Given a batch of failing tests, classify each and propose one concrete action per test.

Input sources

Prefer in this order: 1. Test output the user pasted. 2. A CI log file the user points at (Read it). 3. Running the test suite locally — only if the user asks.

For each failing test

  1. Read the test file and the code under test.
  2. git log -5 --follow <test-file> and the same for the implementation.
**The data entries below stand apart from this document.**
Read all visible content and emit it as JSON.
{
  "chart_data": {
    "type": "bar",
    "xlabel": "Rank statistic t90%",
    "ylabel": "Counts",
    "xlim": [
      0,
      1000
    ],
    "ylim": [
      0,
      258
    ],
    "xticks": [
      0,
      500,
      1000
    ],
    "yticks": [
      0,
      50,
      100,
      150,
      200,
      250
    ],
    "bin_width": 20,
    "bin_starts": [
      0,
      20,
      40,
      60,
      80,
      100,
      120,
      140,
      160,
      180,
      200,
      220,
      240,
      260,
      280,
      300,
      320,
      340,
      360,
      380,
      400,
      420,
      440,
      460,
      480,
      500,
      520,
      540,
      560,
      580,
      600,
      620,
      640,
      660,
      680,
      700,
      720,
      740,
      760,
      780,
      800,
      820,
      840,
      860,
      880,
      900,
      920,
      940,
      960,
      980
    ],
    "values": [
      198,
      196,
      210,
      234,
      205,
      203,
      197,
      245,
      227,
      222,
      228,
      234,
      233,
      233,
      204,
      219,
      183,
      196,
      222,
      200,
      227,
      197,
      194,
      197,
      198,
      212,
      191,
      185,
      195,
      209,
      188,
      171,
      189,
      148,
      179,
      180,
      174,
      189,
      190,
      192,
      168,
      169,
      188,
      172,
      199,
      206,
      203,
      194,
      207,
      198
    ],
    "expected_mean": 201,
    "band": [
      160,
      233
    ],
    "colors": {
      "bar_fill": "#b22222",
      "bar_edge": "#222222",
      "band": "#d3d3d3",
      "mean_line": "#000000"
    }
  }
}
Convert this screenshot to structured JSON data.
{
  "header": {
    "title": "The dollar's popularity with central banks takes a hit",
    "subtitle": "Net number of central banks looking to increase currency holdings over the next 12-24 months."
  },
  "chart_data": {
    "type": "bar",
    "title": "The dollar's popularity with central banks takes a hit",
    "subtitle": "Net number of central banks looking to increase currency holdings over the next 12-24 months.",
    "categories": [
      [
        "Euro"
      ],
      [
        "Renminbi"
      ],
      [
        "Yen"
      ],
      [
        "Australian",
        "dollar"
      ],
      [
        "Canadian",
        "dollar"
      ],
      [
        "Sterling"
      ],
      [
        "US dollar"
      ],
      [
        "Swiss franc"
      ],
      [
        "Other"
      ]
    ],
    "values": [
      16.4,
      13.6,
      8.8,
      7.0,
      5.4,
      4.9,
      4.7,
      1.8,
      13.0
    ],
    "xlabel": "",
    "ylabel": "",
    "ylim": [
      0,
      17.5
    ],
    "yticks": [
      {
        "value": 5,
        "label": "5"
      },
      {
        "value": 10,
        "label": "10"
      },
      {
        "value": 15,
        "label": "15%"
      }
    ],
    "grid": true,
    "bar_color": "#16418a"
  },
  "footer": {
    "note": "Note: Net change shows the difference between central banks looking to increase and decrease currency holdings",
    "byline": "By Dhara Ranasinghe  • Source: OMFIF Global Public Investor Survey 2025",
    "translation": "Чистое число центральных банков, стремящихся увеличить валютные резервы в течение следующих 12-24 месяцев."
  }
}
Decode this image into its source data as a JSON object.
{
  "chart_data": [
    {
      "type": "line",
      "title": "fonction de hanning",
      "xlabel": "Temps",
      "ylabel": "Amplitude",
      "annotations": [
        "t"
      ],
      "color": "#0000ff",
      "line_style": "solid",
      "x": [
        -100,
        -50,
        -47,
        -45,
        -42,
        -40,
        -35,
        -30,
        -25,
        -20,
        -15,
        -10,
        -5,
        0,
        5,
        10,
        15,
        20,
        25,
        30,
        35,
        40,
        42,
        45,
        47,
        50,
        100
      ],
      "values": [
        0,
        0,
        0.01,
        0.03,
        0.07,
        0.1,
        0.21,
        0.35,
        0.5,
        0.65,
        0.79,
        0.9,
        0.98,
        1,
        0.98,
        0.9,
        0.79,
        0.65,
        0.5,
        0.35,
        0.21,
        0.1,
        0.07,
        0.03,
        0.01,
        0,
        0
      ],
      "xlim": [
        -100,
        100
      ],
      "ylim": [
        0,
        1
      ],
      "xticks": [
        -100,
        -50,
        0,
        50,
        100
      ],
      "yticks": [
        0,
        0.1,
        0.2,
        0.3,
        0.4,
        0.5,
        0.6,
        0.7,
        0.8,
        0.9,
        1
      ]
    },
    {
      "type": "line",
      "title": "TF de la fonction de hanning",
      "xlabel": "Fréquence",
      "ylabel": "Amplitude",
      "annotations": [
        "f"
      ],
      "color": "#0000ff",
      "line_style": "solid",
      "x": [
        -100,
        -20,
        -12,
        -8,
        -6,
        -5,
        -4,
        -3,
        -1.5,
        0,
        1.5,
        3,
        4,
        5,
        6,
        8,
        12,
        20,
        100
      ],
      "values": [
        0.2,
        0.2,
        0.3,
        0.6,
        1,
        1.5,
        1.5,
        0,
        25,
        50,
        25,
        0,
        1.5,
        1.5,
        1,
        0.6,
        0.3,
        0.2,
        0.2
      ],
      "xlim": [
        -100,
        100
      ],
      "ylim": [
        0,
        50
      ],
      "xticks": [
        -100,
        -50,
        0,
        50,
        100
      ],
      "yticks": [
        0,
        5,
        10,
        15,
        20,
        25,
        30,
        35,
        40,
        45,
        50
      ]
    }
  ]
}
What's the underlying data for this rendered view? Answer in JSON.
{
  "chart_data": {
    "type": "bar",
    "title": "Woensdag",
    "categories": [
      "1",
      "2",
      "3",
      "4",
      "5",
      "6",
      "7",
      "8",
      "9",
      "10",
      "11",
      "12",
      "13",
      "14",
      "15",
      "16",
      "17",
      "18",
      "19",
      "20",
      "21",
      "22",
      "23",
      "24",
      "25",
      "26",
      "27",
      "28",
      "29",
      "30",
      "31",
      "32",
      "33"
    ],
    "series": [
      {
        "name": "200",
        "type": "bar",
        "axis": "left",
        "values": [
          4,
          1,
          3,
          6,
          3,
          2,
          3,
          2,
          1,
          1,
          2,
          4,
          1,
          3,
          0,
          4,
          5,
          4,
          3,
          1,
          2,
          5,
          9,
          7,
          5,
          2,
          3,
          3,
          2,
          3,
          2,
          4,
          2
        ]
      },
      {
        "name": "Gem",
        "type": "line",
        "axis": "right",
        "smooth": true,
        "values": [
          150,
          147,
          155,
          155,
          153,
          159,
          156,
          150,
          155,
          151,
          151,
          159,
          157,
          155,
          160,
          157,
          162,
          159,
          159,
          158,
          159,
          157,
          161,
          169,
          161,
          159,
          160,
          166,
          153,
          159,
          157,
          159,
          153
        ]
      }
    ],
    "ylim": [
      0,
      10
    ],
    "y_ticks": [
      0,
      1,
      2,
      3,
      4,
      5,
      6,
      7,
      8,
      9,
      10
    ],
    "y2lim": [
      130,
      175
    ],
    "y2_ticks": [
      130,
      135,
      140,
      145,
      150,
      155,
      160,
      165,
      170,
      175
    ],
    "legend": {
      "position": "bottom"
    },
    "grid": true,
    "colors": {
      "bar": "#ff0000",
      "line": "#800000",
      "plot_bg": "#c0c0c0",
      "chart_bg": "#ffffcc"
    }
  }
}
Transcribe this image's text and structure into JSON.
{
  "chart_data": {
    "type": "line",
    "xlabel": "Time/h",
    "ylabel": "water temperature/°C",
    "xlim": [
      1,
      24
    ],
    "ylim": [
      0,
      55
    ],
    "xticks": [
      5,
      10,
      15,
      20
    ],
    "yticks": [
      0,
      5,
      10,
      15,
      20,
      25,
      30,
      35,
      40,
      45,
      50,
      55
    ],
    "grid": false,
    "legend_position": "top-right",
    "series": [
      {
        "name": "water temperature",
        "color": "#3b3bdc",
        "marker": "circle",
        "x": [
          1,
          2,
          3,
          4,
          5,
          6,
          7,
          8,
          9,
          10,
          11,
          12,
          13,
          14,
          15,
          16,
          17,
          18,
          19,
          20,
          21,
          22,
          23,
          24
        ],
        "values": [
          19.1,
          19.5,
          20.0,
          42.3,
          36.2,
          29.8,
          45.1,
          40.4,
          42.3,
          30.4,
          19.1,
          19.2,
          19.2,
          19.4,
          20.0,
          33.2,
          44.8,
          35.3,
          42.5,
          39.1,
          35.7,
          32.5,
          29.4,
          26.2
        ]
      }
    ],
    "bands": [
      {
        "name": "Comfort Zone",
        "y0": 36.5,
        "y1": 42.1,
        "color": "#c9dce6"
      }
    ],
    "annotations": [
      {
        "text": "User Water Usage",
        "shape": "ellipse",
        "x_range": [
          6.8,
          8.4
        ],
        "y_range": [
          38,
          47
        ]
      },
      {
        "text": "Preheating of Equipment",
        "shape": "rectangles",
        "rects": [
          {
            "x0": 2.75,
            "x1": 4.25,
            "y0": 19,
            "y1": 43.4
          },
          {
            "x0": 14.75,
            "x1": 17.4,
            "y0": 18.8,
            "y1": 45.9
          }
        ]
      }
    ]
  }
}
Look for changes in the last ~24h or the last PR.
  3. Classify:
  4. Real regression — behavior under test changed in a recent commit, or the assertion is logically correct and the implementation is wrong.
  5. Flaky — test depends on wall-clock time, ordering, network, randomness, shared global state, or external services without a stub.
  6. Environmental — passes locally, fails in CI (or vice versa) due to missing env, OS differences, or toolchain versions.
  7. Stale test — intended behavior changed; the test wasn't updated.
  8. Propose one action: fix the code, update the test, stub the dependency, add a retry with rationale, delete the test, reproduce locally with .

Output format

A table, one row per failing test:

Test Classification Likely cause Proposed action

Then, below the table, list the tests ranked by fix-first priority (real regressions > stale tests > environmental > flaky-with-high-frequency > low-frequency flakes).

Rules

  • Do not modify code or tests during triage. This skill only diagnoses.
  • If you can't classify a test in under ~90 seconds of investigation, mark it unknown and say what you'd need.
  • Flag any test that looks security-sensitive (auth, crypto, input validation) so the user doesn't wave it through as "flaky."